Thursday, April 15, 2021

 

Dalam dunia pendidikan, sebutan guru dikenal sebagai pendidik dalam jabatan. Pendidik jabatan yang dikenal banyak orang adalah guru, sehingga banyak pihak mengidentikkan pendidik dengan guru. Sebenarnya banyak spesialisasi pendidik baik dalam arti teoritisi maupun praktisi yang pendidik tapi bukan guru. Dalam konteks pendidikan Islam, guru adalah semua pihak yang berusaha memperbaiki orang lain secara Islami. Mereka ini bisa orang tua (ayah-ibu), paman, kakak, tetangga, tokoh agama, tokoh masyarakat, dan masyarakat luas. Khusus orang tua, Islam memberikan perhatian penting terhadap keduanya sebagai pendidik pertama dan utama bagi anak-anaknya, serta sebagai peletak fondasi yang kokoh bagi pendidikan anak-anaknya di masa depan. Banyak dalil naqli yang menunjukkan hal ini, misalnya sabda Rasulullah SAW : “Setiap anak dilahirkan dalam keadaan fitrah. Maka orang tuanya yang menjadikan mereka beragama Yahudi, Nasrani, atau Majusi (HR. Bukhari).”

Guru dalam perspektif pendidikan Islam dengan kata "murobbi, mu'allim, mudarris, mu'addib, dan mursyid" yang dalam penggunaannya mempunyai tempat tersendiri sesuai dengan konteksnya dalam pendidikan.
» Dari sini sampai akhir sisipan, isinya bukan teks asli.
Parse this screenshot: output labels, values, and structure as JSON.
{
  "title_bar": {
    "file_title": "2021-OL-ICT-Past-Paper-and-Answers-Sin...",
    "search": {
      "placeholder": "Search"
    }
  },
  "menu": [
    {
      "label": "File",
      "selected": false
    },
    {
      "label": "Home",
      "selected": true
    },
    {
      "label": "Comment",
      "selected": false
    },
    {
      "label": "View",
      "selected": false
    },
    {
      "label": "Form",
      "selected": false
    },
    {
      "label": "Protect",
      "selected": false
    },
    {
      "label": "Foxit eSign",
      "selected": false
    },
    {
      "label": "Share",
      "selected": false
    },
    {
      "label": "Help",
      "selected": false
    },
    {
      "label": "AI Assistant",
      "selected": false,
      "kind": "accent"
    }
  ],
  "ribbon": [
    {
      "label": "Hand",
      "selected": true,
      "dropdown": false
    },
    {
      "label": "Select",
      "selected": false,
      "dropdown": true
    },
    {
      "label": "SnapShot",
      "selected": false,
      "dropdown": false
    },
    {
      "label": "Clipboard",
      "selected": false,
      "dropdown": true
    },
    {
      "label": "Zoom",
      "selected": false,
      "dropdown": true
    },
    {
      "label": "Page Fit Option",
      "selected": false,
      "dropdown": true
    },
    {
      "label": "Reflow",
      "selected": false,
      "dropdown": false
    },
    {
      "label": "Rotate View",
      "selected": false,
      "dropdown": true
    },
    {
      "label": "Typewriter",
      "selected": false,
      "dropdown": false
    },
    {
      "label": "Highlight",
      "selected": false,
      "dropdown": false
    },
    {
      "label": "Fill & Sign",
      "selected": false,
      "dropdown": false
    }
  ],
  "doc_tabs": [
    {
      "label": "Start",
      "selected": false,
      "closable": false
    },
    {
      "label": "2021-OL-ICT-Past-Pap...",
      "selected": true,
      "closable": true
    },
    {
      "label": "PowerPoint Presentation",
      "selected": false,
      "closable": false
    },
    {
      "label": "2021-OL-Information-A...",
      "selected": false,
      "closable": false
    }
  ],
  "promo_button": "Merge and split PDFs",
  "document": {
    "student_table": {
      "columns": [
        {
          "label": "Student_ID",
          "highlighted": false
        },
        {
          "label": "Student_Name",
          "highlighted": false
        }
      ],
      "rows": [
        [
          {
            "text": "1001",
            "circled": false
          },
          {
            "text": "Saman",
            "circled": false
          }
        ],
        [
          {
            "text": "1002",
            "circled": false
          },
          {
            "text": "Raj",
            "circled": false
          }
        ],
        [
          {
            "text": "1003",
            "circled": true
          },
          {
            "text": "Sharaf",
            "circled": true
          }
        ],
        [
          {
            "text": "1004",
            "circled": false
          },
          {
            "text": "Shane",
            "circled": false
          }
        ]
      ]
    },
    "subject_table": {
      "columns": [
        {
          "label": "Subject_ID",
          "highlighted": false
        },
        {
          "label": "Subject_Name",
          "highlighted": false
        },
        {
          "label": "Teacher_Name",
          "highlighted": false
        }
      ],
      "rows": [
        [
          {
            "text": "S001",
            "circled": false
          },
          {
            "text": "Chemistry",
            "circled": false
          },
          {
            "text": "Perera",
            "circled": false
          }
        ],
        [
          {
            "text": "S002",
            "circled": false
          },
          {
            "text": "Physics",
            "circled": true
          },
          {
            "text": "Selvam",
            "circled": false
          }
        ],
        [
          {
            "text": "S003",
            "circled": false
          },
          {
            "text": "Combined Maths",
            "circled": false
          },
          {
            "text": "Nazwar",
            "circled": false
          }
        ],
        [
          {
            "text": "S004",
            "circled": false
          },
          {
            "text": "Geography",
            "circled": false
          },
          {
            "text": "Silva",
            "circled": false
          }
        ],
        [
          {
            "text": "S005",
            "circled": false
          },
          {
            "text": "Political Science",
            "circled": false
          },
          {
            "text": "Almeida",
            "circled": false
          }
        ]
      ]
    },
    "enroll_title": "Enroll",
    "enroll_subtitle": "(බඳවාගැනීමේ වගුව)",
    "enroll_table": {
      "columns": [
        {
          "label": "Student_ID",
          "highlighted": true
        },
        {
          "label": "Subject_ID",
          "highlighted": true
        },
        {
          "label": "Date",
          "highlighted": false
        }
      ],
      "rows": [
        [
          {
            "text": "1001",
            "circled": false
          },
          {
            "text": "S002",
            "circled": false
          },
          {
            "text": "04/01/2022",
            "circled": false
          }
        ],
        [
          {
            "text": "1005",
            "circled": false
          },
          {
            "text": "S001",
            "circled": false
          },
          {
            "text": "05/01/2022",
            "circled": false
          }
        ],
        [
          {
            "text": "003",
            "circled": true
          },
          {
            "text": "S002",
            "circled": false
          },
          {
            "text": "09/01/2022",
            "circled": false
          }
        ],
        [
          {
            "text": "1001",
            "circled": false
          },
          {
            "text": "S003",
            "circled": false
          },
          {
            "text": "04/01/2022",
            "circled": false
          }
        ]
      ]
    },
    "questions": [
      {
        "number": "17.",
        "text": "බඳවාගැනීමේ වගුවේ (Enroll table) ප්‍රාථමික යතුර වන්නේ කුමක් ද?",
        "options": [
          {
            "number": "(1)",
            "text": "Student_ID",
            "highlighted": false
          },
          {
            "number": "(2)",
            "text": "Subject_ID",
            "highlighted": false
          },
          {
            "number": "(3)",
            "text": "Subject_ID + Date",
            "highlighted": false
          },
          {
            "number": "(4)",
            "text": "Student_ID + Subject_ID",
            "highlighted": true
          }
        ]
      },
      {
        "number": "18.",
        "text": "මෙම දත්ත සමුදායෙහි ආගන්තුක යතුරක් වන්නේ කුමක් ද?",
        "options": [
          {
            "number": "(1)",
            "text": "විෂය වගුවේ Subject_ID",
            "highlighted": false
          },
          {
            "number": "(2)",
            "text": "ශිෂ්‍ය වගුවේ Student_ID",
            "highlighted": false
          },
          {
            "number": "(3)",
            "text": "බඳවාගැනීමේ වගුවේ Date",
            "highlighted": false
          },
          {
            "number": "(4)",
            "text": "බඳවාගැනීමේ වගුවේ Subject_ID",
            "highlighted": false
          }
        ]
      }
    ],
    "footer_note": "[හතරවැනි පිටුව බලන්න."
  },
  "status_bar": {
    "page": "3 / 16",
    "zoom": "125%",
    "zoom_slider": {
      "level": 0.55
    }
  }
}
Mujib (2006: 87) menjelaskan istilah guru sebagai "Al-Ustadz dan Asy-Syaikh”. Muhaimin sebagaimana yang dikutip oleh Abdul mujib memberikan rumusan yang tegas tentang pengertian istilah guru dalam penggunaannya dengan menitikberatkan pada tugas prinsip yang harus dilakukan oleh seorang pendidik.  Berikut beberapa istilah guru yang dikemukakan oleh Mujib (2006) yaitu:

·         Murobbi adalah orang yang mendidik dan menyiapkan peserta didik agar mampu berkreasi serta mampu mengatur dan memelihara hasil kreasinya untuk tidak menimbulkan malapetaka bagi dirinya, masyarakat dan alam sekitarnya (lingkungannya).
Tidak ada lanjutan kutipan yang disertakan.